Overall, our study demonstrated that providers at large did not possess a sufficient understanding of the CDC’s recommendations for universal “opt-out” HIV testing. Moreover, many did not recognize that their understanding of the guidelines were insufficient. Without adequate understanding of the rationale behind the guidelines-namely to remove stigma and encourage routine testing- providers will likely continue to miss opportunities for testing while focusing on high-risk populations, hence, fueling the stigma associated with HIV testing. To counter the old notion, providers must be educated in ways that do not criticize their misunderstanding, but rather inform [7, 34]. Continued medical education aimed to increase provider knowledge and implementation of HIV testing guidelines within practice would serve to educate without promoting a negative connotation for their knowledge needs [11, 35, 36].

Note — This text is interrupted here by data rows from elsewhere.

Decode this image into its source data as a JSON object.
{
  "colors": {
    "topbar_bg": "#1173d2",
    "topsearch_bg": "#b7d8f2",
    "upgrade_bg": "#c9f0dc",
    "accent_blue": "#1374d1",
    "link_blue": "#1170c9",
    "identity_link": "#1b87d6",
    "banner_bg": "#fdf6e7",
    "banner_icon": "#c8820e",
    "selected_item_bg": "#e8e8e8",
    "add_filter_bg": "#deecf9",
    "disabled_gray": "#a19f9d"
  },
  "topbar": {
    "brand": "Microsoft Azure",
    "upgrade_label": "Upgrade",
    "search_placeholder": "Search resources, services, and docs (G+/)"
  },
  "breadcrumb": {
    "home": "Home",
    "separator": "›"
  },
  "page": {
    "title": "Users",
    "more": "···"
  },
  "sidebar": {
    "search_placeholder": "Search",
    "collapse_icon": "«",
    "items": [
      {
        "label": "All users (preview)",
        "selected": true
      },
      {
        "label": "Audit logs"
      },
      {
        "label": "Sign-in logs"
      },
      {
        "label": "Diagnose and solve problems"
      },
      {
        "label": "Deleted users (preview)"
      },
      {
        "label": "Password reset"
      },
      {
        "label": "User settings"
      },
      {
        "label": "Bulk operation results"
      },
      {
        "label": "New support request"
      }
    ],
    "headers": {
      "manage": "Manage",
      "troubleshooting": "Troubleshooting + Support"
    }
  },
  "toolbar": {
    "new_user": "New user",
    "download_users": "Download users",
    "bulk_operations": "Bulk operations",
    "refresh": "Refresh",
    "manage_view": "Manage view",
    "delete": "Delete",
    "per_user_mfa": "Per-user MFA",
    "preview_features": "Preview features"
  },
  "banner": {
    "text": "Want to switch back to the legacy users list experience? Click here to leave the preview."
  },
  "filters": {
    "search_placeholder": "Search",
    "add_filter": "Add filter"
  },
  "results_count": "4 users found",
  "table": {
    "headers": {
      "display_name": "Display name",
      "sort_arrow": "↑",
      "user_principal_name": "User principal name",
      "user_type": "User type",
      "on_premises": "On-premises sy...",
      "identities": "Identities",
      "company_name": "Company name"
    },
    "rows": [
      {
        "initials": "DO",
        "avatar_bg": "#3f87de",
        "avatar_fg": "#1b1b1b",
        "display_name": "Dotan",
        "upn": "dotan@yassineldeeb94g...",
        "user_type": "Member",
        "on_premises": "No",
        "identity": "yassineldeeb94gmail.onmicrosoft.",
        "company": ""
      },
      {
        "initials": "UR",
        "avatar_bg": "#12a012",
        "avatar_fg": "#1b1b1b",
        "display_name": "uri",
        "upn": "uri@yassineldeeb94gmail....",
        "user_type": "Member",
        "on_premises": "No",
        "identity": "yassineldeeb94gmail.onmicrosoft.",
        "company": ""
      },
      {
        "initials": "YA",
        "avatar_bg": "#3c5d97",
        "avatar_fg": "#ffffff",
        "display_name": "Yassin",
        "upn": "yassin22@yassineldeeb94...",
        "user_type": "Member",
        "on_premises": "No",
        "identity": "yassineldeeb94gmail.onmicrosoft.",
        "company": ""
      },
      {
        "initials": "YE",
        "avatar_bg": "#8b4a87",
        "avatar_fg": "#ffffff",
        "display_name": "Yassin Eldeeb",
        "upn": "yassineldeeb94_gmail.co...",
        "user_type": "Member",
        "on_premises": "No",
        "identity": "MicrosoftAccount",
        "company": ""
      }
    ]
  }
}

We acknowledge that although this study provides valuable information regarding patient barriers to HIV testing and highlights the differences in perceived barriers amongst patients and providers, a limited sample size and geographic range across one state limits generalizability to other populations. While limited in scope, study findings are characteristic of Federally Qualified Health Centers in the Deep South, which currently represents the epicenter of the HIV epidemic in the United States. Although potential selection bias cannot be ruled out using a convenience sampling approach, only few eligible patients declined participation (estimated by our study coordinator to be five). Therefore, the results remain representative of the patients and family members served by the clinic at large. This study is also limited by the fact that we did not request disclosure of positive HIV status, which could potentially impact the attitudes and behaviors regarding HIV testing. However, participants were asked to write-in item responses if unwilling to be tested on the day of the survey, and no participants indicated HIV-positive serostatus as a rationale for their unwillingness to test. Based on this information, it is probable that our results were not biased by participants previously diagnosed with HIV-infection.

Conclusion

Although HIV-related stigma continues to be highly prevalent in the Southern United States [11], our results indicate that the highest-ranking patient barriers were related to the cost of testing, access to specialty care, and perception of HIV risk. These results suggest that the most important patient barriers to HIV testing are not actual barriers, put rather perceived barriers, amenable to correction through education, and namely, open and direct conversation between patients and providers. Our research builds upon previous knowledge and confirms that socio-demographic factors impact attitudes and behaviors related to HIV testing, thus, serving as a reminder that cultural context matters, and that to understand context, real-person engagement must occur [15, 37,38,39,40]. To be effective in increasing HIV testing, providers must first accurately understand the significance of barriers affecting the willingness to be tested in their own communities. While local research can be informative and aid our efforts in addressing barriers and increasing testing and linkage to care, our research confirms that barriers differ by populations and patients cannot be viewed as a single unit. Therefore, providers must engage with each patient routinely to destigmatize, neutralize fears, and address barriers perceived by their patient population. Implications include provider-based education to ensure an adequate understanding of the current recommendations as well as adjunct education to facilitate the soft-skills necessary to have difficult, yet, always critical, conversations. Further, providers recognize their own internal biases hindering universal HIV testing in all populations. Provider based interventions, including administrative and educational strategies, will be necessary to facilitate this change. Through this combination of provider and patient-centered approaches, the realization of actual barriers can be recognized so that evidence-based and culturally relevant interventions can be implemented, with the ultimate goal of achieving 90% awareness of HIV status across populations.